On va commencer par l'anecdotique ! Les plus gros perdants, ce sont les banquiers d'affaires qui ont travaillé pendant quatre mois pour tout le petit monde des télécoms, chez Rotschild, Lazard, Jean-Marie Messier, et qui ne vont rien toucher -pas un sou- parce que c'est la règle quand un deal ne se fait pas. Ils sont furieux. En revanche, pour les avocats payés à l'heure, c'est bingo ! Plus sérieusement, les vrais gagnants, ce sont nous, les consommateurs -en tous cas à court terme. Quatre opérateurs télécoms et non pas trois, c'est la guerre des prix qui va continuer, puisque le but du passage à trois était de reconstituer des marges dans un monde où elles sont laminées. Après, la question est de savoir si le consommateur ne sera pas à moyen terme perdant avec moins d'investissements dans la couverture 4 puis 5G et la fibre optique. Je ne le crois pas, mais c'est vrai que la France se singularise avec des prix du mobile très bas -on a des forfaits à 4 euros !-, mais avec une couverture et une qualité plus moyenne qu'ailleurs.

Au-delà, qu'est ce qui passé pour que cette opération échoue ?

La raison la plus simple est que c'était une opération affreusement compliquée qui faisait intervenir Bouygues et Orange bien sûr, mais aussi Patrick Drahi et SFR, Xavier Niel et Free, et l’État -qui est au capital d'Orange.
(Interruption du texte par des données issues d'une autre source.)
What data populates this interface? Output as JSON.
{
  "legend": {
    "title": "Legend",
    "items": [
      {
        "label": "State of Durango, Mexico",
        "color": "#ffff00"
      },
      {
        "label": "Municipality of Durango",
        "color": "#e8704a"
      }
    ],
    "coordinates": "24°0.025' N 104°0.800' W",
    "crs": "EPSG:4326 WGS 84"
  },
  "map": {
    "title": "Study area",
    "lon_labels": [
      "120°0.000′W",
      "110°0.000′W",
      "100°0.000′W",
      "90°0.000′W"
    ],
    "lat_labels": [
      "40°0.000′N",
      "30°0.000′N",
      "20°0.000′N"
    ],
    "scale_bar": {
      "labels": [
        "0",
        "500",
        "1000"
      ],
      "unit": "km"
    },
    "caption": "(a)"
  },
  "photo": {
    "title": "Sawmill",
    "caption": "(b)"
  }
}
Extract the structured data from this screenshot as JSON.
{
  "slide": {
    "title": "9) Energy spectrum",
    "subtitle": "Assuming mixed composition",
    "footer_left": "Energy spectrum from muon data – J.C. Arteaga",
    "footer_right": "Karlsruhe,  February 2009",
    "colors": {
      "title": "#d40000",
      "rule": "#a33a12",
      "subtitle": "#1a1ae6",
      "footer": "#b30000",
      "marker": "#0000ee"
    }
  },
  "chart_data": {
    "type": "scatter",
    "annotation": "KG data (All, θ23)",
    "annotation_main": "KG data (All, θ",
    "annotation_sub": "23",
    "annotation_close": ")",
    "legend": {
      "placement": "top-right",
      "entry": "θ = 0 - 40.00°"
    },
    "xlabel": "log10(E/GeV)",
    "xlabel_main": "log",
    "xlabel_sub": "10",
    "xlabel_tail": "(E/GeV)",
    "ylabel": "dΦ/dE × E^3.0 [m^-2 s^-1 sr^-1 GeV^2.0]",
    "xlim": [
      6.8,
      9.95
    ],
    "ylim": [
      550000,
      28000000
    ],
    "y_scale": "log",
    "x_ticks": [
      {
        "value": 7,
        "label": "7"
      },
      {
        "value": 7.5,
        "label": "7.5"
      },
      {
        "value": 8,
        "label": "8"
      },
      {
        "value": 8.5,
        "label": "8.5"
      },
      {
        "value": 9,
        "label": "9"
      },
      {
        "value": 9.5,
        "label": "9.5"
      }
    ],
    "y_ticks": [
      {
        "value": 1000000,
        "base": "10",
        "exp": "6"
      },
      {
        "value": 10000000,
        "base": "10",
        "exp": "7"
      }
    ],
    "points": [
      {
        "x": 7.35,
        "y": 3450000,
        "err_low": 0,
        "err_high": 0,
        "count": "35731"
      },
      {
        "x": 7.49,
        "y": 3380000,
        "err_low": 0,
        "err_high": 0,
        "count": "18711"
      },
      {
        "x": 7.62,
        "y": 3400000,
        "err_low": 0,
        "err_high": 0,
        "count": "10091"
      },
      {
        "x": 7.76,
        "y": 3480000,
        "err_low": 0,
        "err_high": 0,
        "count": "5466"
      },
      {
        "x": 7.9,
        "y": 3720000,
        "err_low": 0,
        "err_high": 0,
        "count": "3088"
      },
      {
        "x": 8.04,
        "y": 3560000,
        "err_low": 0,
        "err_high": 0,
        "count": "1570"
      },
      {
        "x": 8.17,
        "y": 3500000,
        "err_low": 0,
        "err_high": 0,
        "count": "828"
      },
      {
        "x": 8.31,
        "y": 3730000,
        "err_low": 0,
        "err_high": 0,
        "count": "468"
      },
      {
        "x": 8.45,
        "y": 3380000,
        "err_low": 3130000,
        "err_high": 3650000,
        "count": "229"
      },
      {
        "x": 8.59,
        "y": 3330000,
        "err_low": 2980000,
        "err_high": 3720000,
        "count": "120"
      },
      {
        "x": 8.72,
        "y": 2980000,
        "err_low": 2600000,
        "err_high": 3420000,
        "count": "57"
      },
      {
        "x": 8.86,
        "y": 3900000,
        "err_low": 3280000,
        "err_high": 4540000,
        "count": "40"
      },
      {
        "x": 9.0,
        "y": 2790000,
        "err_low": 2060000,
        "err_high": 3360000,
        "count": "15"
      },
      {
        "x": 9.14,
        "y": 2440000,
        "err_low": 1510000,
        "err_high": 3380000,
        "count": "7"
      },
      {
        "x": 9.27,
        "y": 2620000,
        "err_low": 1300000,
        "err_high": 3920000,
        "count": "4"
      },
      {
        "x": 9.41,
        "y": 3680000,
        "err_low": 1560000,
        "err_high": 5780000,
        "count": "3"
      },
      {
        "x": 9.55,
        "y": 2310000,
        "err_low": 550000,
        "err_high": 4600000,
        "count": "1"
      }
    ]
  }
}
Avec des enjeux financiers (10 milliards), de partage d'antennes, de boutiques, juridiques etc. etc. Mais l'échec, comme souvent dans la vie ou en politique c'est aussi une question d'hommes et d'egos. Martin Bouygues était vendeur, mais à presque 64 ans, il a eu l'impression qu'on voulait l'humilier -et qu'il avait passé l'âge de ça. Il faut savoir que le groupe Bouygues, il l'a hérité de son père, mais la branche télécoms, il l'a construite de ses mains. Il voulait bien saborder sa marque mais il voulait en contrepartie avoir un vrai rôle chez Orange. Cela étant, c'est lui le grand perdant. Niel a préféré continuer à utiliser le réseau des autres que d'avoir le sien. Macron, lui, ne voulait évidemment pas qu'on puisse lui reprocher plus tard -si il avait des ambitions politiques- d'avoir mal défendu les prérogatives de l’État. Il a tendu la corde un peu trop fort. Bref, c'est un beau gâchis. Mais il n'y a pas mort d'homme non plus.